Until a certain level pigs are able to control their heat release. When the room temperature is too cold they huddle against other pigs, and pull their legs up under their body. When it is too warm they will try to keep away as far as possible from other pigs, lay down widely, and eventually increase their breathing frequency. The temperature range in between is called the thermal-neutral zone.
But how do you know whether a sow in the farrowing pen experiences heat stress? After all, judging her laying behaviour is useless, due to individual housing. An alternative would be to count the breathing frequency of some sows in the farrowing department. Is their frequency considerably higher than the normal value (see table), than the sows experience heat stress.
|Age of the pig||Breathing frequency|
|Mature pig (sow)||13-18|
It will be rewarding to not only look at sows but to look at other age groups as well, and count their breathing frequency.
If a sow in the farrowing pen experiences heat stress, there are two real risks.
- A longer parturition. A longer parturition can lead to more still born piglets, less vital piglets and a lower colostrum intake. The preferred parturition length depends on the total number of piglets but is preferably not longer than 3-4 hours. Furthermore, keep an eye on the piglet-to-piglet-interval. This should not last more than of 45 minutes, or that the last born piglet is not completely dried before the next one shows up. Use this as guidelines for your farrowing management.
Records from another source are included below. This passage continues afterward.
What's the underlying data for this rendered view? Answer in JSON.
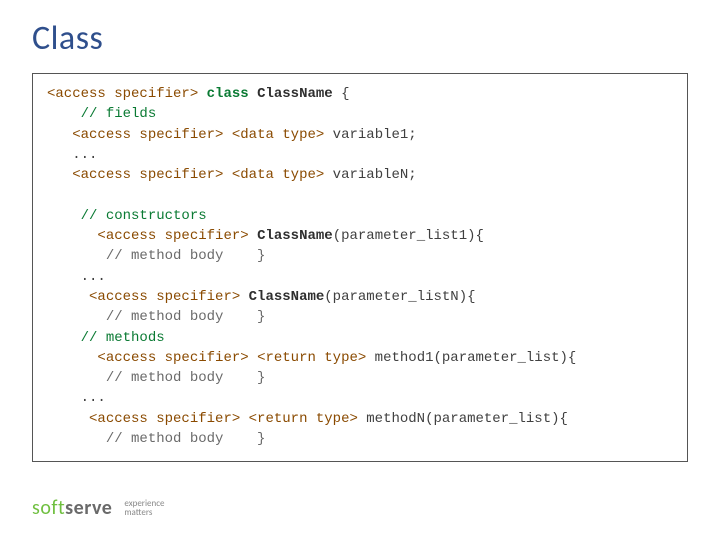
{
  "title": "Class",
  "code": {
    "l1_spec": "<access specifier>",
    "l1_kw": "class",
    "l1_name": "ClassName",
    "l1_open": " {",
    "l2": "// fields",
    "l3_spec": "<access specifier>",
    "l3_type": "<data type>",
    "l3_var": " variable1;",
    "l4": "...",
    "l5_spec": "<access specifier>",
    "l5_type": "<data type>",
    "l5_var": " variableN;",
    "l7": "// constructors",
    "l8_spec": "<access specifier>",
    "l8_name": "ClassName",
    "l8_rest": "(parameter_list1){",
    "l9": "// method body    }",
    "l10": "...",
    "l11_spec": "<access specifier>",
    "l11_name": "ClassName",
    "l11_rest": "(parameter_listN){",
    "l12": "// method body    }",
    "l13": "// methods",
    "l14_spec": "<access specifier>",
    "l14_ret": "<return type>",
    "l14_rest": " method1(parameter_list){",
    "l15": "// method body    }",
    "l16": "...",
    "l17_spec": "<access specifier>",
    "l17_ret": "<return type>",
    "l17_rest": " methodN(parameter_list){",
    "l18": "// method body    }"
  },
  "footer": {
    "logo_soft": "soft",
    "logo_serve": "serve",
    "tagline1": "experience",
    "tagline2": "matters"
  }
}
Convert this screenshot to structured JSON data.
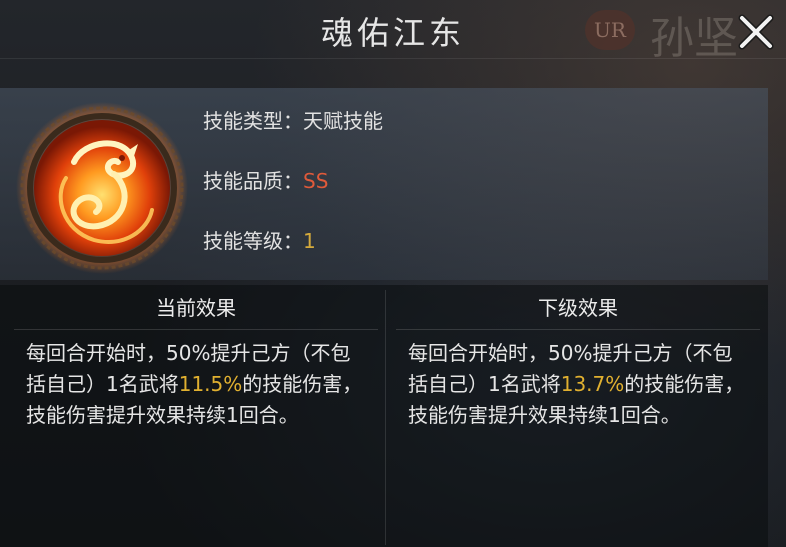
{
  "background": {
    "badge": "UR",
    "name": "孙坚"
  },
  "header": {
    "title": "魂佑江东"
  },
  "skill": {
    "icon": "dragon-emblem-icon",
    "type_label": "技能类型：",
    "type_value": "天赋技能",
    "quality_label": "技能品质：",
    "quality_value": "SS",
    "level_label": "技能等级：",
    "level_value": "1"
  },
  "current_effect": {
    "header": "当前效果",
    "text_before": "每回合开始时，50%提升己方（不包括自己）1名武将",
    "value": "11.5%",
    "text_after": "的技能伤害，技能伤害提升效果持续1回合。"
  },
  "next_effect": {
    "header": "下级效果",
    "text_before": "每回合开始时，50%提升己方（不包括自己）1名武将",
    "value": "13.7%",
    "text_after": "的技能伤害，技能伤害提升效果持续1回合。"
  },
  "colors": {
    "quality": "#e05a3a",
    "level": "#d4aa3c",
    "highlight": "#e0b030"
  }
}
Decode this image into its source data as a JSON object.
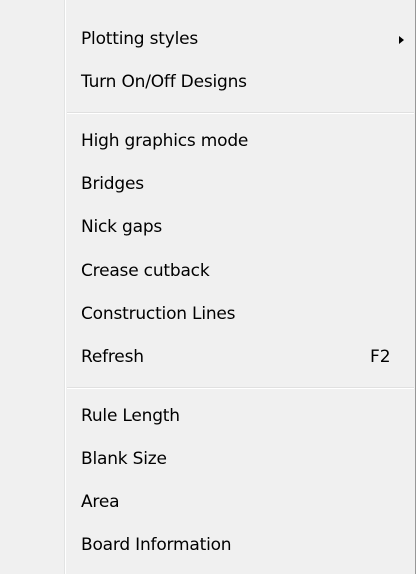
{
  "menu": {
    "items": [
      {
        "label": "Plotting styles",
        "has_submenu": true
      },
      {
        "label": "Turn On/Off Designs"
      },
      {
        "label": "High graphics mode"
      },
      {
        "label": "Bridges"
      },
      {
        "label": "Nick gaps"
      },
      {
        "label": "Crease cutback"
      },
      {
        "label": "Construction Lines"
      },
      {
        "label": "Refresh",
        "shortcut": "F2"
      },
      {
        "label": "Rule Length"
      },
      {
        "label": "Blank Size"
      },
      {
        "label": "Area"
      },
      {
        "label": "Board Information"
      }
    ]
  }
}
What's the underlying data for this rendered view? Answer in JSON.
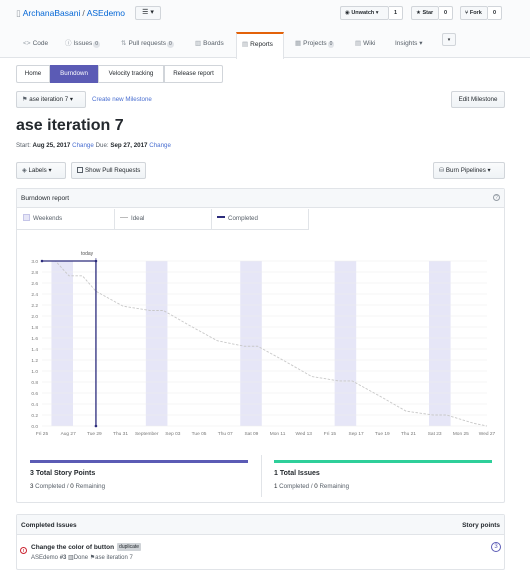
{
  "repo": {
    "owner": "ArchanaBasani",
    "separator": "/",
    "name": "ASEdemo",
    "menu_icon": "list-icon",
    "unwatch_label": "Unwatch ▾",
    "unwatch_count": "1",
    "star_label": "Star",
    "star_count": "0",
    "fork_label": "Fork",
    "fork_count": "0"
  },
  "nav_tabs": [
    {
      "label": "Code",
      "icon": "<>",
      "count": ""
    },
    {
      "label": "Issues",
      "icon": "ⓘ",
      "count": "0"
    },
    {
      "label": "Pull requests",
      "icon": "⇅",
      "count": "0"
    },
    {
      "label": "Boards",
      "icon": "▥",
      "count": ""
    },
    {
      "label": "Reports",
      "icon": "▤",
      "count": ""
    },
    {
      "label": "Projects",
      "icon": "▦",
      "count": "0"
    },
    {
      "label": "Wiki",
      "icon": "▤",
      "count": ""
    },
    {
      "label": "Insights ▾",
      "icon": "",
      "count": ""
    }
  ],
  "sub_tabs": [
    "Home",
    "Burndown",
    "Velocity tracking",
    "Release report"
  ],
  "milestone": {
    "selector_label": "ase iteration 7",
    "create_link": "Create new Milestone",
    "edit_button": "Edit Milestone",
    "title": "ase iteration 7",
    "start_label": "Start:",
    "start_date": "Aug 25, 2017",
    "due_label": "Due:",
    "due_date": "Sep 27, 2017",
    "change_label": "Change"
  },
  "filters": {
    "labels_button": "Labels",
    "show_prs_button": "Show Pull Requests",
    "pipelines_button": "Burn Pipelines"
  },
  "burndown": {
    "title": "Burndown report",
    "legend_weekends": "Weekends",
    "legend_ideal": "Ideal",
    "legend_completed": "Completed",
    "today_label": "today"
  },
  "chart_data": {
    "type": "line",
    "y_ticks": [
      "3.0",
      "2.8",
      "2.6",
      "2.4",
      "2.2",
      "2.0",
      "1.8",
      "1.6",
      "1.4",
      "1.2",
      "1.0",
      "0.8",
      "0.6",
      "0.4",
      "0.2",
      "0.0"
    ],
    "x_labels": [
      "Fri 25",
      "Aug 27",
      "Tue 29",
      "Thu 31",
      "September",
      "Sep 03",
      "Tue 05",
      "Thu 07",
      "Sat 09",
      "Mon 11",
      "Wed 13",
      "Fri 15",
      "Sep 17",
      "Tue 19",
      "Thu 21",
      "Sat 23",
      "Mon 25",
      "Wed 27"
    ],
    "ylim": [
      0,
      3
    ],
    "x_range_days": [
      0,
      33
    ],
    "today_day": 4,
    "weekend_days": [
      1,
      8,
      15,
      22,
      29
    ],
    "series": [
      {
        "name": "Ideal",
        "points": [
          [
            0,
            3
          ],
          [
            1,
            3
          ],
          [
            2,
            2.73
          ],
          [
            3,
            2.73
          ],
          [
            4,
            2.45
          ],
          [
            6,
            2.18
          ],
          [
            8,
            2.1
          ],
          [
            9,
            2.1
          ],
          [
            11,
            1.82
          ],
          [
            13,
            1.55
          ],
          [
            15,
            1.45
          ],
          [
            16,
            1.45
          ],
          [
            18,
            1.18
          ],
          [
            20,
            0.9
          ],
          [
            22,
            0.82
          ],
          [
            23,
            0.82
          ],
          [
            25,
            0.55
          ],
          [
            27,
            0.27
          ],
          [
            29,
            0.2
          ],
          [
            30,
            0.2
          ],
          [
            32,
            0.05
          ],
          [
            33,
            0
          ]
        ],
        "color": "#c8c8c8"
      },
      {
        "name": "Completed",
        "points": [
          [
            0,
            3
          ],
          [
            4,
            3
          ],
          [
            4,
            0
          ]
        ],
        "color": "#2c2c7c"
      }
    ],
    "grid": true
  },
  "summary": {
    "story_points_title": "3 Total Story Points",
    "story_completed_num": "3",
    "story_completed_text": " Completed / ",
    "story_remaining_num": "0",
    "story_remaining_text": " Remaining",
    "issues_title": "1 Total Issues",
    "issues_completed_num": "1",
    "issues_completed_text": " Completed / ",
    "issues_remaining_num": "0",
    "issues_remaining_text": " Remaining",
    "story_color": "#5b5bb5",
    "issues_color": "#2ecf9a"
  },
  "completed_issues": {
    "header": "Completed Issues",
    "points_header": "Story points",
    "items": [
      {
        "title": "Change the color of button",
        "label": "duplicate",
        "repo": "ASEdemo",
        "number": "#3",
        "pipeline": "Done",
        "milestone": "ase iteration 7",
        "points": "3"
      }
    ]
  }
}
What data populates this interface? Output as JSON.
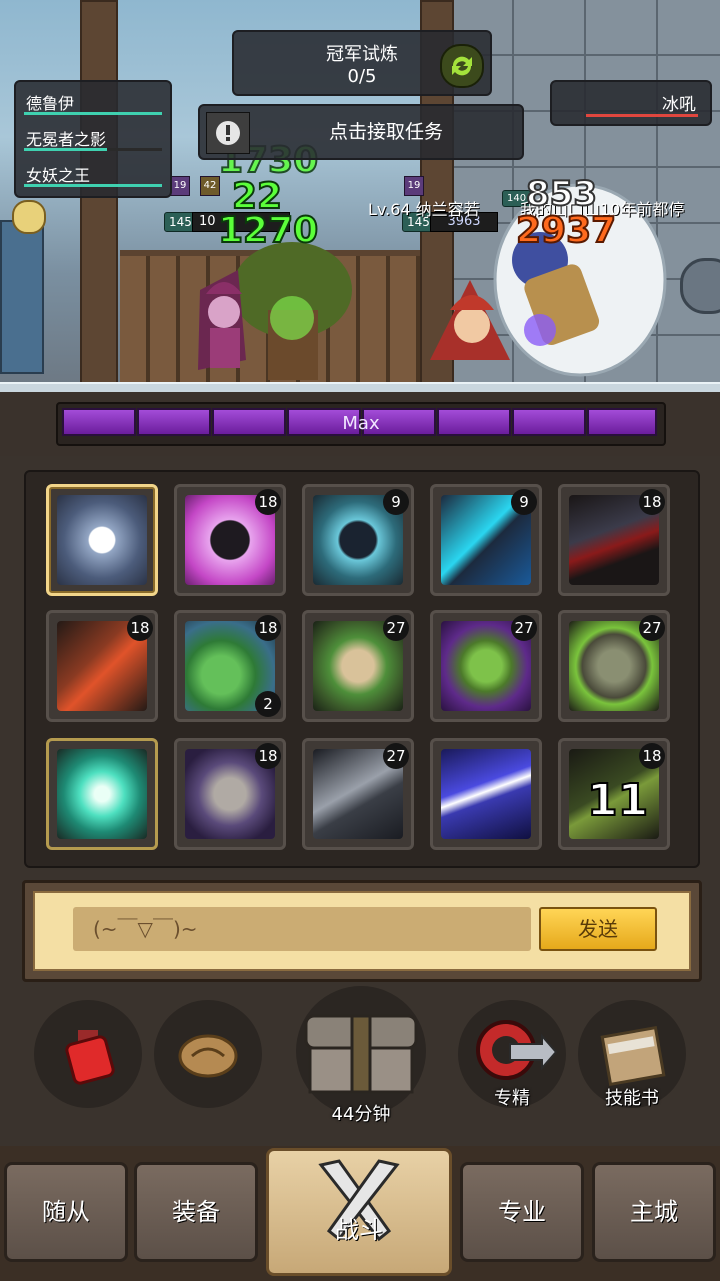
{
  "trial": {
    "title": "冠军试炼",
    "progress": "0/5"
  },
  "quest": {
    "label": "点击接取任务"
  },
  "party": [
    {
      "name": "德鲁伊",
      "hp_fraction": 0.95
    },
    {
      "name": "无冕者之影",
      "hp_fraction": 0.6
    },
    {
      "name": "女妖之王",
      "hp_fraction": 0.95
    }
  ],
  "enemy": {
    "name": "冰吼",
    "hp_fraction": 0.85
  },
  "damage_numbers": {
    "green": [
      "1730",
      "22",
      "1270"
    ],
    "orange": [
      "853",
      "2937"
    ]
  },
  "scene_text": {
    "left_level": "145",
    "left_hp": "10",
    "buff_a": "19",
    "buff_b": "42",
    "right_level": "145",
    "right_hp": "3963",
    "right_buff": "140",
    "right_buff2": "19",
    "player_tag": "Lv.64 纳兰容若",
    "chat_bubble": "我的山口山10年前都停"
  },
  "maxbar": {
    "label": "Max",
    "segments": 8
  },
  "skills": [
    {
      "name": "frost-nova-icon",
      "count": null,
      "selected": true
    },
    {
      "name": "bear-paw-icon",
      "count": "18"
    },
    {
      "name": "ice-ring-icon",
      "count": "9"
    },
    {
      "name": "lightning-shield-icon",
      "count": "9"
    },
    {
      "name": "claw-slash-icon",
      "count": "18"
    },
    {
      "name": "dragon-roar-icon",
      "count": "18"
    },
    {
      "name": "leaf-icon",
      "count": "18",
      "count_bottom": "2"
    },
    {
      "name": "entangling-fist-icon",
      "count": "27"
    },
    {
      "name": "nature-burst-icon",
      "count": "27"
    },
    {
      "name": "skull-totem-icon",
      "count": "27"
    },
    {
      "name": "emerald-eye-icon",
      "count": null,
      "selected_alt": true
    },
    {
      "name": "stone-shard-icon",
      "count": "18"
    },
    {
      "name": "meteor-strike-icon",
      "count": "27"
    },
    {
      "name": "chain-lightning-icon",
      "count": null
    },
    {
      "name": "thorn-cooldown-icon",
      "count": "18",
      "cooldown": "11"
    }
  ],
  "chat": {
    "input_value": "(~￣▽￣)~",
    "send_label": "发送"
  },
  "actions": {
    "potion": "potion-icon",
    "bread": "bread-icon",
    "chest_timer": "44分钟",
    "elite_label": "专精",
    "skillbook_label": "技能书"
  },
  "tabs": [
    "随从",
    "装备",
    "战斗",
    "专业",
    "主城"
  ],
  "colors": {
    "hp_teal": "#3fd1b0",
    "enemy_red": "#e0463e",
    "max_purple": "#9a3fd0",
    "damage_green": "#5bff3a",
    "damage_orange": "#ff6a1e"
  }
}
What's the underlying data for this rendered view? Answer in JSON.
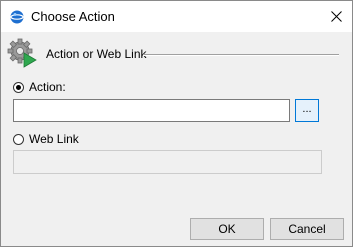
{
  "window": {
    "title": "Choose Action",
    "close_symbol": "✕"
  },
  "group": {
    "title": "Action or Web Link",
    "icon": "gear-play-icon"
  },
  "action": {
    "label": "Action:",
    "selected": true,
    "value": "",
    "browse_label": "..."
  },
  "weblink": {
    "label": "Web Link",
    "selected": false,
    "value": ""
  },
  "buttons": {
    "ok": "OK",
    "cancel": "Cancel"
  },
  "colors": {
    "accent": "#0078d7",
    "app_icon": "#1e6fd0",
    "gear": "#8a8a8a",
    "play": "#2fa84f"
  }
}
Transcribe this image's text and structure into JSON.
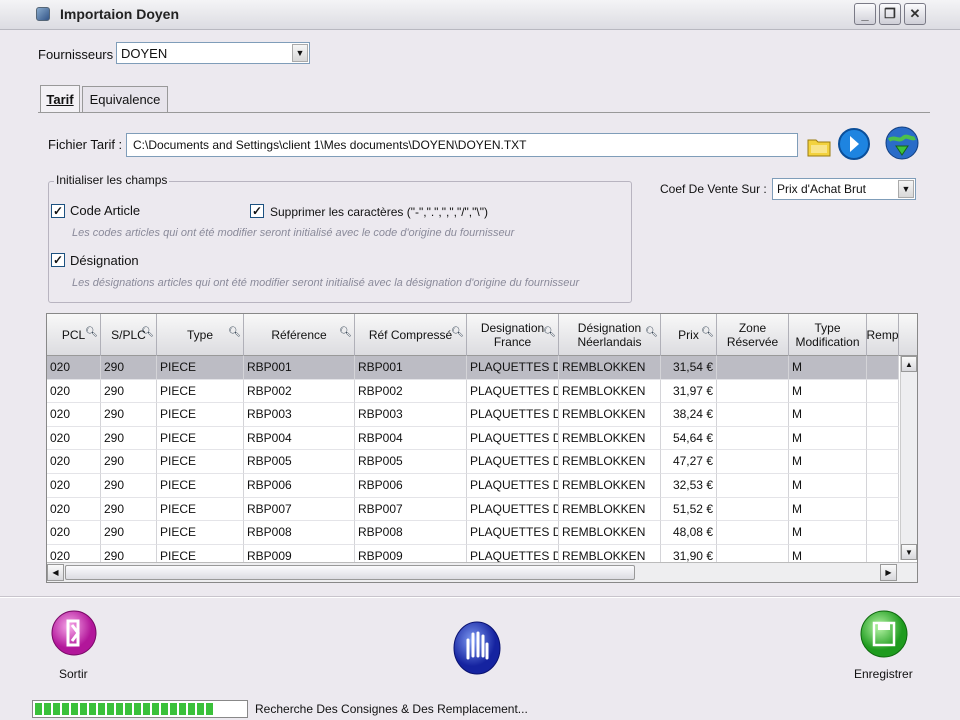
{
  "window": {
    "title": "Importaion Doyen"
  },
  "fournisseur": {
    "label": "Fournisseurs :",
    "value": "DOYEN"
  },
  "tabs": [
    {
      "label": "Tarif",
      "active": true
    },
    {
      "label": "Equivalence",
      "active": false
    }
  ],
  "fichier": {
    "label": "Fichier Tarif :",
    "path": "C:\\Documents and Settings\\client 1\\Mes documents\\DOYEN\\DOYEN.TXT"
  },
  "init_group": {
    "title": "Initialiser les champs",
    "code_article": {
      "label": "Code Article",
      "checked": true,
      "hint": "Les codes articles qui ont été modifier seront initialisé avec le code d'origine du fournisseur"
    },
    "designation": {
      "label": "Désignation",
      "checked": true,
      "hint": "Les désignations articles qui ont été modifier seront initialisé avec la désignation d'origine du fournisseur"
    },
    "supprimer": {
      "label": "Supprimer les caractères (\"-\",\".\",\",\",\"/\",\"\\\")",
      "checked": true
    }
  },
  "coef": {
    "label": "Coef De Vente Sur :",
    "value": "Prix d'Achat Brut"
  },
  "grid": {
    "columns": [
      "PCL",
      "S/PLC",
      "Type",
      "Référence",
      "Réf Compressé",
      "Designation\nFrance",
      "Désignation\nNéerlandais",
      "Prix",
      "Zone\nRéservée",
      "Type\nModification",
      "Remp"
    ],
    "rows": [
      [
        "020",
        "290",
        "PIECE",
        "RBP001",
        "RBP001",
        "PLAQUETTES DE",
        "REMBLOKKEN",
        "31,54 €",
        "",
        "M"
      ],
      [
        "020",
        "290",
        "PIECE",
        "RBP002",
        "RBP002",
        "PLAQUETTES DE",
        "REMBLOKKEN",
        "31,97 €",
        "",
        "M"
      ],
      [
        "020",
        "290",
        "PIECE",
        "RBP003",
        "RBP003",
        "PLAQUETTES DE",
        "REMBLOKKEN",
        "38,24 €",
        "",
        "M"
      ],
      [
        "020",
        "290",
        "PIECE",
        "RBP004",
        "RBP004",
        "PLAQUETTES DE",
        "REMBLOKKEN",
        "54,64 €",
        "",
        "M"
      ],
      [
        "020",
        "290",
        "PIECE",
        "RBP005",
        "RBP005",
        "PLAQUETTES DE",
        "REMBLOKKEN",
        "47,27 €",
        "",
        "M"
      ],
      [
        "020",
        "290",
        "PIECE",
        "RBP006",
        "RBP006",
        "PLAQUETTES DE",
        "REMBLOKKEN",
        "32,53 €",
        "",
        "M"
      ],
      [
        "020",
        "290",
        "PIECE",
        "RBP007",
        "RBP007",
        "PLAQUETTES DE",
        "REMBLOKKEN",
        "51,52 €",
        "",
        "M"
      ],
      [
        "020",
        "290",
        "PIECE",
        "RBP008",
        "RBP008",
        "PLAQUETTES DE",
        "REMBLOKKEN",
        "48,08 €",
        "",
        "M"
      ],
      [
        "020",
        "290",
        "PIECE",
        "RBP009",
        "RBP009",
        "PLAQUETTES DE",
        "REMBLOKKEN",
        "31,90 €",
        "",
        "M"
      ]
    ]
  },
  "buttons": {
    "sortir": "Sortir",
    "enregistrer": "Enregistrer"
  },
  "status": {
    "text": "Recherche Des Consignes & Des Remplacement...",
    "progress": 0.85
  },
  "colors": {
    "sortir": "#d12fb8",
    "enregistrer": "#3cc43c",
    "center": "#2b3fc8",
    "selected_row": "#bcbcc4"
  }
}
- A reduced feed intake of the sow. A reduced feed intake of the sow during lactation leads to a higher body condition loss than preferred. During the farrowing phase (from farrowing to weaning) the sow’s body weight loss should not exceed 10 %. A higher body weight loss will have a negative effect on the number and quality of the follicles (eggs) during the next oestrus, and therefor also have a negative effect on the number of life born piglets of the next litter. The upper limit room temperature for sows in their third week of lactation is 18 degrees Celsius. Each degree more in room temperature causes a decrease in feed intake of 170 grams per day.
Cooling tips for hot days
- Provide sufficient and cool water; so check the drinking nipple flow!
- Cool the incoming air.
- Adjust the feeding time to a cooler period of the day.
- Watch out for large temperature changes between day and night, and adjust the ventilation level accordingly.